Jika itu yang terbayang di benak Anda, yakinlah, karagu-raguan akan mengusik. Keraguan bentuk lain dari ketakutan. Mungkin saja Anda masih tetap pergi, tetapi keberanian sudah mulai hilang. Akibatnya, sedikti saja rintangan yang datang, Anda akan mundur, dan menjadikan itu alasan kenapa Anda tak berhasil menemui dan “menembus” nara sumber Anda. Anda akan gagal.

Keberanian hanya dimiliki wartawan yang semata-mata punya niat baik dalam melakukan tugas jurnalistiknya. Sekitar seperempat abad menjadi wartawan, ratusan bahkan ribuan pengalaman seperti ini dihadapkan kepada saya. Jika saya telah faham masalah, saya punya ittikad baik, kelihatannya tidak ada kendala yang tidak bisa diatasi.

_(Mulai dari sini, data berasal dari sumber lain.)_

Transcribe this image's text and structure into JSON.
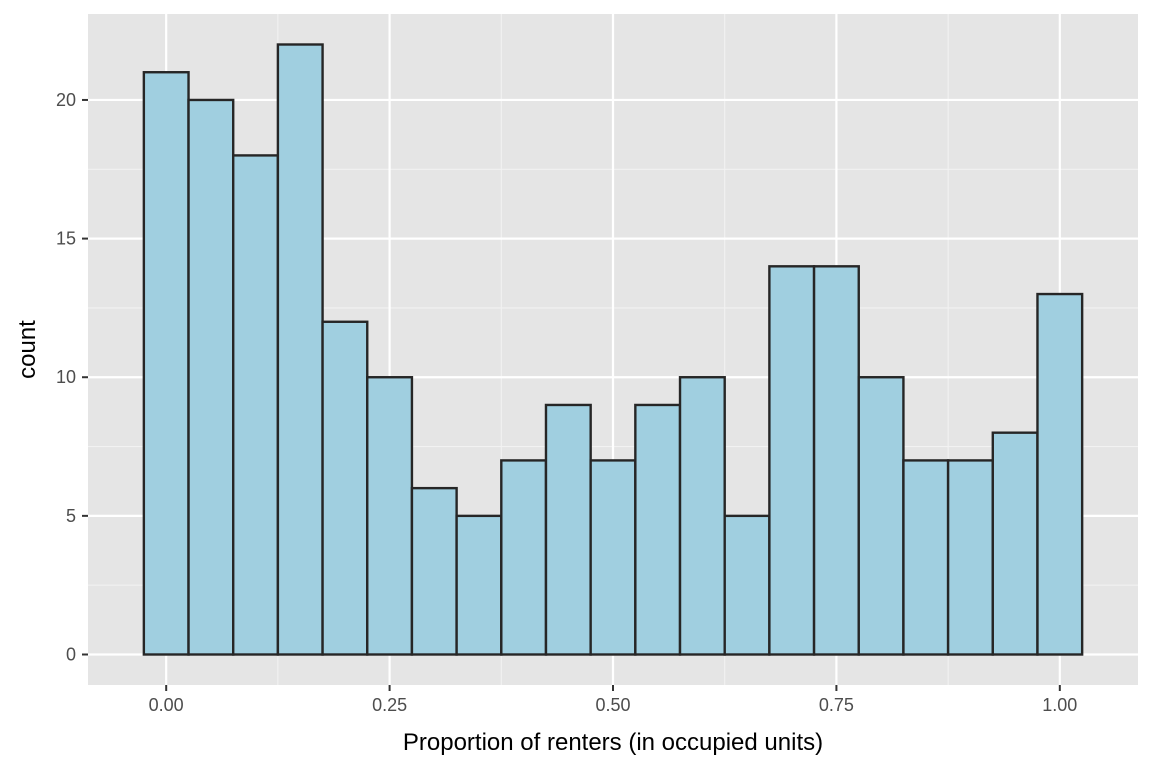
{
  "chart_data": {
    "type": "bar",
    "subtype": "histogram",
    "title": "",
    "xlabel": "Proportion of renters (in occupied units)",
    "ylabel": "count",
    "bin_width": 0.05,
    "bins": [
      {
        "x0": -0.025,
        "x1": 0.025,
        "count": 21
      },
      {
        "x0": 0.025,
        "x1": 0.075,
        "count": 20
      },
      {
        "x0": 0.075,
        "x1": 0.125,
        "count": 18
      },
      {
        "x0": 0.125,
        "x1": 0.175,
        "count": 22
      },
      {
        "x0": 0.175,
        "x1": 0.225,
        "count": 12
      },
      {
        "x0": 0.225,
        "x1": 0.275,
        "count": 10
      },
      {
        "x0": 0.275,
        "x1": 0.325,
        "count": 6
      },
      {
        "x0": 0.325,
        "x1": 0.375,
        "count": 5
      },
      {
        "x0": 0.375,
        "x1": 0.425,
        "count": 7
      },
      {
        "x0": 0.425,
        "x1": 0.475,
        "count": 9
      },
      {
        "x0": 0.475,
        "x1": 0.525,
        "count": 7
      },
      {
        "x0": 0.525,
        "x1": 0.575,
        "count": 9
      },
      {
        "x0": 0.575,
        "x1": 0.625,
        "count": 10
      },
      {
        "x0": 0.625,
        "x1": 0.675,
        "count": 5
      },
      {
        "x0": 0.675,
        "x1": 0.725,
        "count": 14
      },
      {
        "x0": 0.725,
        "x1": 0.775,
        "count": 14
      },
      {
        "x0": 0.775,
        "x1": 0.825,
        "count": 10
      },
      {
        "x0": 0.825,
        "x1": 0.875,
        "count": 7
      },
      {
        "x0": 0.875,
        "x1": 0.925,
        "count": 7
      },
      {
        "x0": 0.925,
        "x1": 0.975,
        "count": 8
      },
      {
        "x0": 0.975,
        "x1": 1.025,
        "count": 13
      }
    ],
    "xlim": [
      -0.0875,
      1.0875
    ],
    "ylim": [
      -1.1,
      23.1
    ],
    "x_ticks": [
      0,
      0.25,
      0.5,
      0.75,
      1
    ],
    "x_tick_labels": [
      "0.00",
      "0.25",
      "0.50",
      "0.75",
      "1.00"
    ],
    "y_ticks": [
      0,
      5,
      10,
      15,
      20
    ],
    "y_tick_labels": [
      "0",
      "5",
      "10",
      "15",
      "20"
    ],
    "grid": true,
    "legend": "none",
    "colors": {
      "panel_background": "#e5e5e5",
      "grid_major": "#ffffff",
      "grid_minor": "#f2f2f2",
      "bar_fill": "#a0cfe0",
      "bar_outline": "#262626",
      "tick_mark": "#333333",
      "tick_label": "#4d4d4d",
      "axis_title": "#000000"
    }
  }
}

Meski selalu berhadapan dengan tembok-tembok tebal perintang informasi, tempat para narasumber berlindung dengan informasi yang harus kita rebut dari genggamannya, ternyata bisa berhasil mengubahnya menjadi informasi dalam bentuk berita yang sangat bermanfaat bagi publik, setelah berhasil “menembus” narasumbernya yang sulit.

Tugas wartawan adalah tugas terhormat dan mulya. Menembus narasumber salah satu tugas penting yang menentukan apakah seorang wartawan: lahir sebagai pememang atau hanya menjadi pecundang. Miliki strateginya. Jadilah seorang wartawan religius!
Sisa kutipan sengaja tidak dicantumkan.